Ехать ему было так близко — первая остановка от Пензы, — что он не входил в купе и не садился; приткнувшись у окна в коридоре, напротив своего плацкартного места, он то смотрел на оконные отсветы, как они бежали по насыпи, потому что, кроме этих светлых пятен, ничего нельзя было разглядеть: ни хлебных полей, ни рощ, ни речек; лишь изредка вспыхивали в ночи фонари разъездов или вдруг начинали светиться за взгорьями огни дальних деревень; то смотрел на людей в вагоне, как они суетились, курили, разговаривали и с переброшенными через плечи казенными вафельными полотенцами направлялись к умывальнику; но ни то, что было за окном, ни вагонная людская неугомонность, в сущности, не интересовали Сергея Ивановича; он видел перед собою лукьяновский двор, избу и на крыльце избы — вышедшую встретить его Юлию; и видел за ее спиною шурина с женой и детвору, грудившуюся тут же, и, главное, видел их лица, изумленные и с разным оттенком отношения к тому, что он так быстро вернулся из Пензы. «Да, вот так, нагостился», — говорил он, как будто уже теперь отвечал всем им, ожидавшим, что он скажет. Ему неловко было возвращаться в Мокшу, и он действительно не знал, что сказать Юлии, Екатерине и Павлу; и хотя во всем виноват был Дорогомилин, но Сергей Иванович чувствовал, что какая-то тень от всей этой истории падала и на него.
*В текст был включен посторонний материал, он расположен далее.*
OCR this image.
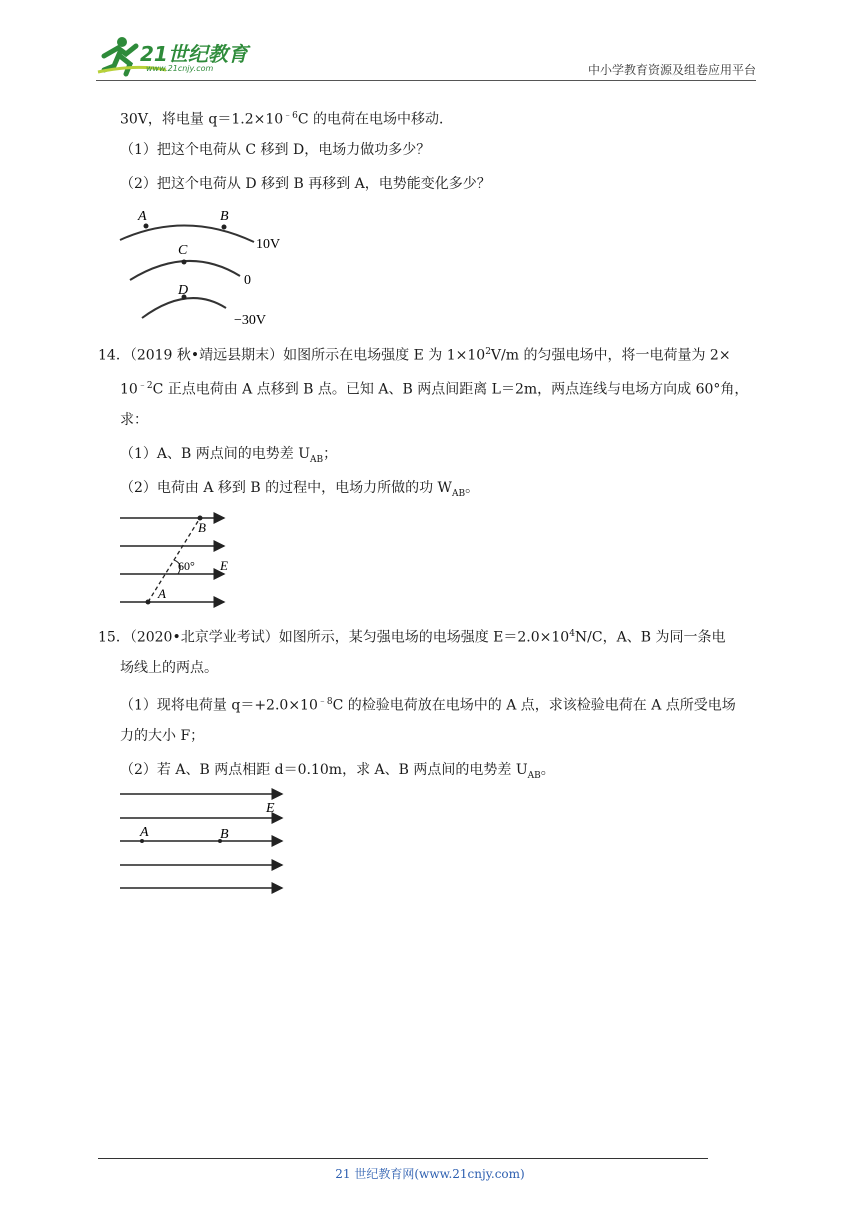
21世纪教育
www.21cnjy.com	中小学教育资源及组卷应用平台
30V，将电量 $q=1.2\times 10^{﹣6}C$ 的电荷在电场中移动．
（1）把这个电荷从 C 移到 D，电场力做功多少？
（2）把这个电荷从 D 移到 B 再移到 A，电势能变化多少？
A	B
10V
C
0
D
−30V
14．（2019 秋•靖远县期末）如图所示在电场强度 E 为 $1\times 10^2V/m$ 的匀强电场中，将一电荷量为 2×
$10^{﹣2}C$ 正点电荷由 A 点移到 B 点。已知 A、B 两点间距离 L＝2m，两点连线与电场方向成 60°角，
求：
（1）A、B 两点间的电势差 $U_{AB}$；
（2）电荷由 A 移到 B 的过程中，电场力所做的功 $W_{AB}$。
B
A
60° E
15．（2020•北京学业考试）如图所示，某匀强电场的电场强度 $E=2.0\times 10^4N/C$，A、B 为同一条电
场线上的两点。
（1）现将电荷量 $q=+2.0\times 10^{﹣8}C$ 的检验电荷放在电场中的 A 点，求该检验电荷在 A 点所受电场
力的大小 F；
（2）若 A、B 两点相距 d＝0.10m，求 A、B 两点间的电势差 $U_{AB}$。
E
A	B
21 世纪教育网(www.21cnjy.com)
Когда он собирался в Пензу, он говорил восторженно о Дорогомилине, но теперь выходило, что Павел, скептически относившийся к этой поездке, оказывался прав, и Сергею Ивановичу неприятно было сознавать эту правоту шурина. «И все-то он знает, во всем-то он прав», — мысленно и с раздражением произносил он и поворачивался к окну (если стоял лицом к коридору, дверям и полкам) или, напротив, отворачивался от окна и на минуту вновь включался в общую вагонную жизнь и слышал стук колес, скрип и говор. Что поезд подъезжает к Каменке, он понял но тому движению, которое произошло в коридоре и в тамбуре, куда двое — пожилой мужчина и его же возраста женщина — выносили чемоданы и сумки.

— Каменка? — спросил Сергей Иванович у проводника, который с флажками и фонарем в руке готовился к выходу.

— Да. Минуту стоим, — нехотя и сонно ответил тот и, перешагивая через чемоданы и сумки, ушел в заветренный и еще гудевший движением тамбур.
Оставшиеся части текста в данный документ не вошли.